Real Food Festival

10 May 2011 – This month’s Real Food Festival featured over 400 carefully selected food and drink producers. Unlike other events the festival focuses on even the smallest of producers with an emphasis on organic, locally produced and sustainable goods.

More and more people are really starting to care about where their chocolate comes from and to understand why their food choices matter, not just to their health, but to the community and our natural environment. This belief was highlighted by a number of chocolate companies who exhibited, including Auberge du Chocolat who was showcasing their new range of single origin bars and Original Beans, who include a unique tracking number with each chocolate bar they make. Customers can type this number in on the company’s website and find out where the bar was produced in addition to being able to read about Original Beans’ conservation efforts at this rainforest or origin.

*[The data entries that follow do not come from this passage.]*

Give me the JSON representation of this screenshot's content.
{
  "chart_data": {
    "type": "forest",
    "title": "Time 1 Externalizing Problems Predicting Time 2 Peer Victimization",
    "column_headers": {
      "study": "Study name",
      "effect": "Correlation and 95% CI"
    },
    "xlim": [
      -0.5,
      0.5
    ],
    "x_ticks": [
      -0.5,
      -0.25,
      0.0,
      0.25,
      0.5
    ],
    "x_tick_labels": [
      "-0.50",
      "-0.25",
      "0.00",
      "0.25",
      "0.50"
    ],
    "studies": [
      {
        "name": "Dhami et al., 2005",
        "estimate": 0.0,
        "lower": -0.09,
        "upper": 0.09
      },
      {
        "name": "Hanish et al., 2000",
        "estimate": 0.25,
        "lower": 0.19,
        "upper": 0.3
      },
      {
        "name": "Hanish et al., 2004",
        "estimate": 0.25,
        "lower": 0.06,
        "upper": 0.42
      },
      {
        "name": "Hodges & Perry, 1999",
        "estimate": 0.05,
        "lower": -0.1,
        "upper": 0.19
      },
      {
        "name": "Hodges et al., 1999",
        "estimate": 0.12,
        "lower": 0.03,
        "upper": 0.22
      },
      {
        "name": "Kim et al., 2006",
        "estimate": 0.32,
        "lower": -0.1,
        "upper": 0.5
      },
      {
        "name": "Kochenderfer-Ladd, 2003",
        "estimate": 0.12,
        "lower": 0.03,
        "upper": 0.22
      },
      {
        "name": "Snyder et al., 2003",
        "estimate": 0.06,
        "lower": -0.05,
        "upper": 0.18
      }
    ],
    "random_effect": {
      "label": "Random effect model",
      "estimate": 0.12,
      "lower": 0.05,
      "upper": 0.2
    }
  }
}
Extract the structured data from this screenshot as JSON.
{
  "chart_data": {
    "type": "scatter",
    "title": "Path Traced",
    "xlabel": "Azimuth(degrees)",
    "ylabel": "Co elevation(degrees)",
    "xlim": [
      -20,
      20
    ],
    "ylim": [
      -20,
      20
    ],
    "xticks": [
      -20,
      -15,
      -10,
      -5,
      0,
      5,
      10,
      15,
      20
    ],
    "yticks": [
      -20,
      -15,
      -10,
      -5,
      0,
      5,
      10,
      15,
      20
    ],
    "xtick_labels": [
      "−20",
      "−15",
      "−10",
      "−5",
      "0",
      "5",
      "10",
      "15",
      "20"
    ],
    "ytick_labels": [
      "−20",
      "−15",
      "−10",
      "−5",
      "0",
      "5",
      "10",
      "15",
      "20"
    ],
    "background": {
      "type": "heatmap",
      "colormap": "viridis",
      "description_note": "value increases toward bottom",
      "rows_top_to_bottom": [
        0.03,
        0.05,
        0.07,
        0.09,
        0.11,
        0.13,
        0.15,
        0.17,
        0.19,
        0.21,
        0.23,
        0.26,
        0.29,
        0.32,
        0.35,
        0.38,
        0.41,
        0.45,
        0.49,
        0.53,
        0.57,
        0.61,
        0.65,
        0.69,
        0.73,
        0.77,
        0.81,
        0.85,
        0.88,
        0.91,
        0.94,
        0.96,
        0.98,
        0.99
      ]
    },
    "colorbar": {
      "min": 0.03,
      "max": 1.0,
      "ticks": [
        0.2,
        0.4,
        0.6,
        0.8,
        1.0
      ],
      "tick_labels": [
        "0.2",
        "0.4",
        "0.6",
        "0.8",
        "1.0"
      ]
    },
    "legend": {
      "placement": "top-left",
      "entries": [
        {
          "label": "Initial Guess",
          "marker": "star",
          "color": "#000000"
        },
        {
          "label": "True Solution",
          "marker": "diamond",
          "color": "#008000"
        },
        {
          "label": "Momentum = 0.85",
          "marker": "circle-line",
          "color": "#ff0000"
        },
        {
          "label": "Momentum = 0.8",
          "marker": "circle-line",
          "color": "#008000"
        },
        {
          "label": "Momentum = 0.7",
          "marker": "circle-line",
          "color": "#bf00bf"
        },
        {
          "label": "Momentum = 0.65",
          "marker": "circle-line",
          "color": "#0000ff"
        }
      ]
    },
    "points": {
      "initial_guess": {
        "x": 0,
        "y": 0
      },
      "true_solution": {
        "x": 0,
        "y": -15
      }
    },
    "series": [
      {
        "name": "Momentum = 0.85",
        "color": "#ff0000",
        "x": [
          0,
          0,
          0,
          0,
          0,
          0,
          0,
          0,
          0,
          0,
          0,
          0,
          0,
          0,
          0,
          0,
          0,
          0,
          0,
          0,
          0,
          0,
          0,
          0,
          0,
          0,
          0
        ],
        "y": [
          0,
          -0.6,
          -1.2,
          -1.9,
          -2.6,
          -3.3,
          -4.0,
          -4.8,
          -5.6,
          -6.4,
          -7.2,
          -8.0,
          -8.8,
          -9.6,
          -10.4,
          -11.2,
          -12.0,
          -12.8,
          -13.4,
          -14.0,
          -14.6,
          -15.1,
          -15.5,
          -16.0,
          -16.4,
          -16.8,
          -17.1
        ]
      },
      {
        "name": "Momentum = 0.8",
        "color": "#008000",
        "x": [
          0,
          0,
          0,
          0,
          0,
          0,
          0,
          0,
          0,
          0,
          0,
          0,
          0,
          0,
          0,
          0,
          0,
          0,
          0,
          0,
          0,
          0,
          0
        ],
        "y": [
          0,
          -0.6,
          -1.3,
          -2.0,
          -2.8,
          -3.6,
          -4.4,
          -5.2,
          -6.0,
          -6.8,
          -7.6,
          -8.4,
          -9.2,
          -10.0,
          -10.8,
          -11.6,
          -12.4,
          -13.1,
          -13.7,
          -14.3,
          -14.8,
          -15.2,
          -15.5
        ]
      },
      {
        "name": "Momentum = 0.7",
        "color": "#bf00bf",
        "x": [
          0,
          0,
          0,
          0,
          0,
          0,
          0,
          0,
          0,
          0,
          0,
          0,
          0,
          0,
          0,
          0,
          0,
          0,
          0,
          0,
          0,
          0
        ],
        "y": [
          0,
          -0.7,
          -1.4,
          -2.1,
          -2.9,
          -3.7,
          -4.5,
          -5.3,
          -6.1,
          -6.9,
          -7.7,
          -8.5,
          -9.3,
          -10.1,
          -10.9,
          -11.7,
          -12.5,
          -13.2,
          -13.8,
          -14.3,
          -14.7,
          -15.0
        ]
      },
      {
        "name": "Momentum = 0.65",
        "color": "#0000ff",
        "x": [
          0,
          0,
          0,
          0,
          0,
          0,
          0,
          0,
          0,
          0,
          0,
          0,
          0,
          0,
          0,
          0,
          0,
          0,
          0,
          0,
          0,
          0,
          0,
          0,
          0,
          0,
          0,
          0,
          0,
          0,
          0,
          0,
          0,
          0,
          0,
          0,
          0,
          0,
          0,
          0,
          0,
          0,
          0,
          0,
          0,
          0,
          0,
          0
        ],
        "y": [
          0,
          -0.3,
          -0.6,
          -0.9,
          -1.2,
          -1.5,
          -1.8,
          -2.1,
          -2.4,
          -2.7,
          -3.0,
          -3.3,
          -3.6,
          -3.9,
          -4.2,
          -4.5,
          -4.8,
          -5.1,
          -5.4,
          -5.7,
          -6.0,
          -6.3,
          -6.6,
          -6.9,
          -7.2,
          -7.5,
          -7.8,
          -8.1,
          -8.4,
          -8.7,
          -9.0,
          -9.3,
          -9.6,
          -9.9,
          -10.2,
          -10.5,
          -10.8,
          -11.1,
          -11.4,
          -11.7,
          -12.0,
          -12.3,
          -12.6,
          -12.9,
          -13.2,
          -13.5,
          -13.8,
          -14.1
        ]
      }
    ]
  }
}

All of the chocolates on show tasted absolutely gorgeous. It is not surprising that many of the companies had received awards from the Academy of Chocolate this year. Auberge du Chocolat won four awards including a silver award for its cranberry and vodka ganache and a bronze award for its salty nutty caramel ganache; Baruzzo Fine Italian Chocolate won a silver award for its 70% quinche chocolate; Jaz & Jul’s won a gold award for its caramel and lime flavoured hot chocolate; Niko B Organic chocolates won a Bronze award for its Honey Nougat, and finally, Original Beans won a gold award for its packaging.

Also present at the show was Willie Harcourt-Cooze, who I had met up with earlier in the month, when he relocated his factory from Devon to London for the day. Harcourt-Cooze was the star of a Channel 4 documentary ‘Willie’s Wonky Chocolate Factory’ – in 2008, which was followed in 2009 by a second series; ‘Willie’s Chocolate Revolution: Raising the Bar’. Harcourt-Cooze was at the festival representing his company, El Tesoro. He has been farming cacao for more than a decade at Hacienda El Tesoro, his farm high in the mountains of Venezuela. His cacao bars are made from beans selected from the very best cacao regions around the world. The bars are all single bean origin of exceptional quality, each bar representing the natural flavour of the region. At the show Harcourt-Cooze showcased some of the latest additions to his Delectable range.

It was not only chocolate companies that exhibited, but also other confectionery companies such as Loopy Lisa’s Fudge; Stoats Porridge Bars; Cupcake-a-licious and the Sweet Tooth Factory.